Dans l’univers complexe de la production de film et des productions TV de qualité, le rôle d’un Digital Imaging Technician (DIT) peut être très diversifié. Selon la taille de la production, l’étendue et le contenu du travail évoluent constamment. mediarte s’est penché sur la question et a observé Maxim Van De Sompele au travail à The Fridge.
Effets spéciaux, motion graphics et animation 2D/3D, technologie digital imaging, sont des domaines dans lesquels Jan Hameeuw, CEO de la société de production The Fridge - ACE, a déjà acquis une large expérience. Il sait désormais tout sur l'utilisation d'un DIT en interne sur les plateaux de tournage internationaux et les coproductions. Bien que la plupart des professionnels de l’audiovisuel commencent leur carrière comme de nouvelles recrues, le rôle d’un DIT nécessite un solide mélange d’expérience, de connaissances techniques et de compétences humaines.

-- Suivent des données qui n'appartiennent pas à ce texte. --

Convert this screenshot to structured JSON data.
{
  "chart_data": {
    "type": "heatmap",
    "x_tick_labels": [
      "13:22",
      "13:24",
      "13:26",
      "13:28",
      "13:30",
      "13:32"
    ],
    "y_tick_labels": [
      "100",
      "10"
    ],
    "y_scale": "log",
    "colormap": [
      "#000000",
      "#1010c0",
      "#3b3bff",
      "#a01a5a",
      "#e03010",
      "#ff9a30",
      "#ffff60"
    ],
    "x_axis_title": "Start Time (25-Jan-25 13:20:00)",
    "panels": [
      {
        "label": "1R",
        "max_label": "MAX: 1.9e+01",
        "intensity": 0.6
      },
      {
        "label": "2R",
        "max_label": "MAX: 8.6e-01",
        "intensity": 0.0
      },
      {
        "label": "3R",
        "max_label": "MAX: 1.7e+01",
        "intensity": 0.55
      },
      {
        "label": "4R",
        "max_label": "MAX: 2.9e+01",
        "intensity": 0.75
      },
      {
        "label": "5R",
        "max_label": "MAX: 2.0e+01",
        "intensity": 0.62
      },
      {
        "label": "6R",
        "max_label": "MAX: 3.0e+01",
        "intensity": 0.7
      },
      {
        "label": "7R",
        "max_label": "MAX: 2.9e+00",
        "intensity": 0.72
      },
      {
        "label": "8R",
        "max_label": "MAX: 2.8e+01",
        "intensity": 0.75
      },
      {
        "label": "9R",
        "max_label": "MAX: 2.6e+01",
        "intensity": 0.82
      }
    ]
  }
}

En outre, un engagement presque fanatique de suivre de près les dernières évolutions techniques est une qualité requise. Aujourd'hui, Jan Hameeuw dirige une entreprise intégralement axée sur le processus de la postproduction, en mettant l'accent sur tout ce qui a trait à la finition de l’image.
Peux-tu nous décrire ta carrière, Jan ?
“J’ai obtenu mon diplôme au NARAFI (LUCA School of Arts) à la fin des années 1990. Pendant mes études, je suis entré en contact avec tous les départements techniques (caméra, réalisation, montage, production, script, etc.). Cela a déterminé le cours de ma carrière, tant au niveau créatif que technique. Ma carrière professionnelle a débuté dans le domaine alors encore limité du streaming - puisque seuls quelques films étaient réalisés chaque année - dans les premiers services de streaming en ligne et les productions Web TV. Après la bulle .com, j’ai intégré le paysage cinématographique et télévisuel, par le biais d’amis réalisateurs. J'ai ensuite principalement monté des séries de fiction et des documentaires. En raison de l'énorme charge de travail, j'ai commencé à répartir les tâches, en divisant le travail entre des monteurs avec la même sensibilité que moi. C'est ainsi que la balle a finalement commencé à rouler. De ce collectif de monteurs, nous avons évolué vers une structure d’entreprise baptisée «The Fridge». The Fridge est devenu un hot-shop créatif dans le domaine de la postproduction, une société recherchée qui gagne en popularité, et compte des clients de premier plan dans le secteur de la publicité et de la diffusion. Nous sommes réputés pour être assez grands pour offrir des installations de pointe, tout en restant suffisamment petits pour être chouettes et toujours innover. A l’étranger, c’est parfois double car les entreprises étrangères distinguent souvent finition d’image traditionnelle (online editing, grading, finishing, etc.) et VFX (CG, compositing, etc.). En comparaison avec le marché belge, on y travaille de manière très segmentée.”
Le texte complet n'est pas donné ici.